La mission Voyager de la NASA a été initialement conçue pour réaliser une exploration détaillée des planètes extérieures du Système solaire, à l’aide de deux sondes, Voyager 1 et Voyager 2, les deux objets les plus rapides que l’humanité ait jamais construits. Voyager 2 a décollé la première, le 20 août 1977, suivie de Voyager 1 le 5 septembre, l’agence américaine ayant profité d’un alignement planétaire exceptionnel qui ne se reproduit que tous les 175 ans. Ainsi, les jumelles ont pu décoller pour faire la tournée du Système solaire externe en enchaînant les survols par effet de fronde gravitationnelle.
Voyager 1 avait pour mission de survoler Jupiter et Saturne : rendez-vous honorés en 1979 pour la première, en 1980 pour la seconde. Ensuite, sa trajectoire a été modifiée lors de son survol de Saturne (en particulier par un survol rapproché de Titan) afin de l’éjecter hors du plan du Système solaire, et est entrée dans l’espace interstellaire en août 2012, devenant le premier objet fabriqué par l’homme à quitter l’héliosphère. Aujourd’hui, après 48 ans, 10 mois et 8 jours, elle fend toujours le vide spatial et détient le titre d’objet humain le plus éloigné de son berceau.
Voyager 1 franchit enfin son premier jour-lumière
Le 18 novembre 2026, à 2 h 16 du matin (heure du Pacifique), Voyager 1 franchira la barre des 25,9 milliards de kilomètres. Cette distance, aussi ahurissante soit-elle, la lumière la parcourt en une seule journée. Très difficile à se représenter, Suzy Dodd, cheffe de projet de la mission au JPL l’a imagée ainsi auprès de CNN : « Si j’envoie une commande en disant “bonjour, Voyager 1” à 8 heures du matin un lundi, je recevrai la réponse de Voyager 1 le mercredi matin vers 8 heures ».
Le temps que le message parte depuis une antenne terrestre, il aura filé à 299 792 km/s, la vitesse de la lumière, pour couvrir les 25,9 milliards de kilomètres qui nous séparent de la sonde. Il lui faut environ 24 heures dans un sens, autant dans l’autre : au total, près de 51,8 milliards de kilomètres avalés pour un seul aller-retour.

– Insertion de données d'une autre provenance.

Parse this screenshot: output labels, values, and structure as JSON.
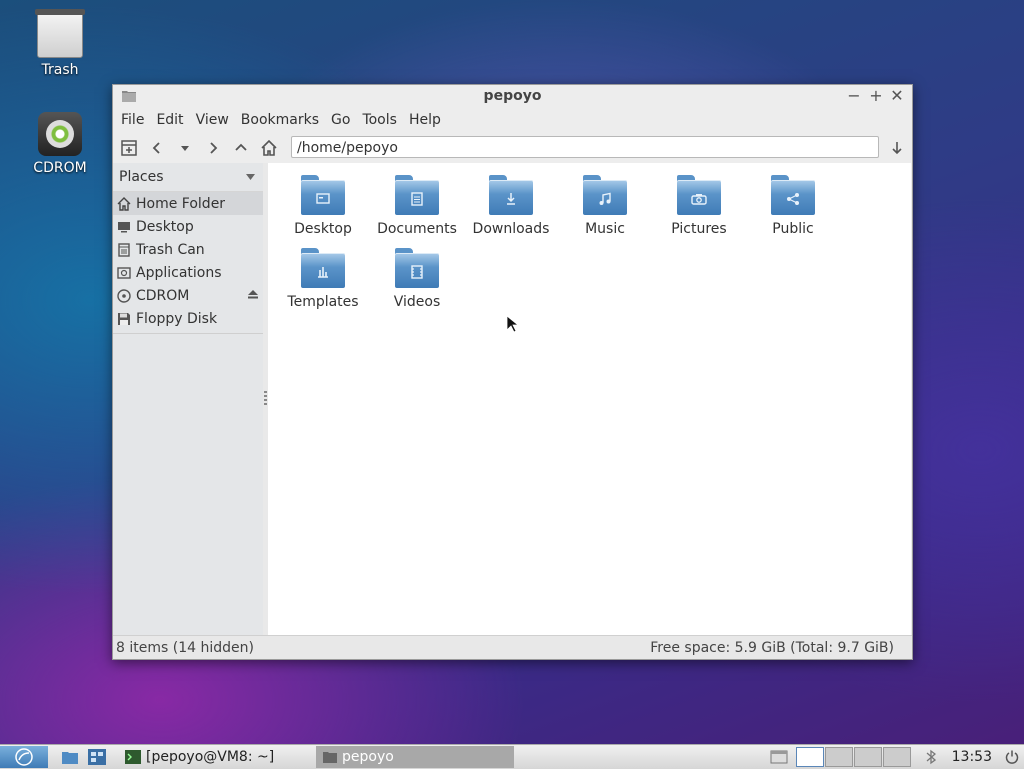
{
  "desktop": {
    "icons": [
      {
        "label": "Trash"
      },
      {
        "label": "CDROM"
      }
    ]
  },
  "window": {
    "title": "pepoyo",
    "controls": {
      "minimize": "−",
      "maximize": "+",
      "close": "✕"
    }
  },
  "menu": [
    "File",
    "Edit",
    "View",
    "Bookmarks",
    "Go",
    "Tools",
    "Help"
  ],
  "location": {
    "path": "/home/pepoyo"
  },
  "sidebar": {
    "header": "Places",
    "items": [
      {
        "label": "Home Folder",
        "icon": "home-icon",
        "active": true
      },
      {
        "label": "Desktop",
        "icon": "desktop-icon"
      },
      {
        "label": "Trash Can",
        "icon": "trash-icon"
      },
      {
        "label": "Applications",
        "icon": "applications-icon"
      },
      {
        "label": "CDROM",
        "icon": "cdrom-icon"
      },
      {
        "label": "Floppy Disk",
        "icon": "floppy-icon"
      }
    ]
  },
  "files": [
    {
      "label": "Desktop",
      "emblem": "desktop"
    },
    {
      "label": "Documents",
      "emblem": "document"
    },
    {
      "label": "Downloads",
      "emblem": "download"
    },
    {
      "label": "Music",
      "emblem": "music"
    },
    {
      "label": "Pictures",
      "emblem": "camera"
    },
    {
      "label": "Public",
      "emblem": "share"
    },
    {
      "label": "Templates",
      "emblem": "template"
    },
    {
      "label": "Videos",
      "emblem": "video"
    }
  ],
  "status": {
    "left": "8 items (14 hidden)",
    "right": "Free space: 5.9 GiB (Total: 9.7 GiB)"
  },
  "taskbar": {
    "tasks": [
      {
        "label": "[pepoyo@VM8: ~]",
        "active": false
      },
      {
        "label": "pepoyo",
        "active": true
      }
    ],
    "clock": "13:53"
  },
  "colors": {
    "folder": "#4f8bc4",
    "selection": "#d4d6d9"
  }
}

Mais tout beau voyage a une fin : près d’un demi-siècle dans l’espace, ça use, surtout pour une sonde qui devait en passer seulement quatre. Voyager 1 tire son énergie d’un générateur thermoélectrique à radioisotope, un dispositif qui transforme en électricité la chaleur dégagée par la désintégration du plutonium 238 qu’il renferme. Le hic, c’est que ce combustible s’épuise : tous les ans, la sonde perd environ quatre watts de puissance. Pour lui redonner un peu d’endurance, la NASA a désactivé ses instruments un par un ; le dernier en date, le détecteur de particules chargées de basse énergie (Low-energy Charged Particles), a été éteint le 17 avril 2026.
Aujourd’hui, il n’en reste plus que deux en fonctionnement : son magnétomètre (MAG), qui mesure le champ magnétique du milieu interstellaire, et son Plasma Wave Subsystem (PWS), à l’écoute des ondes de plasma, les variations de densité du gaz ionisé que Voyager 1 traverse. Les ingénieurs espèrent maintenir au moins un instrument allumé jusque dans les années 2030, avant que la sonde ne s’éteigne définitivement.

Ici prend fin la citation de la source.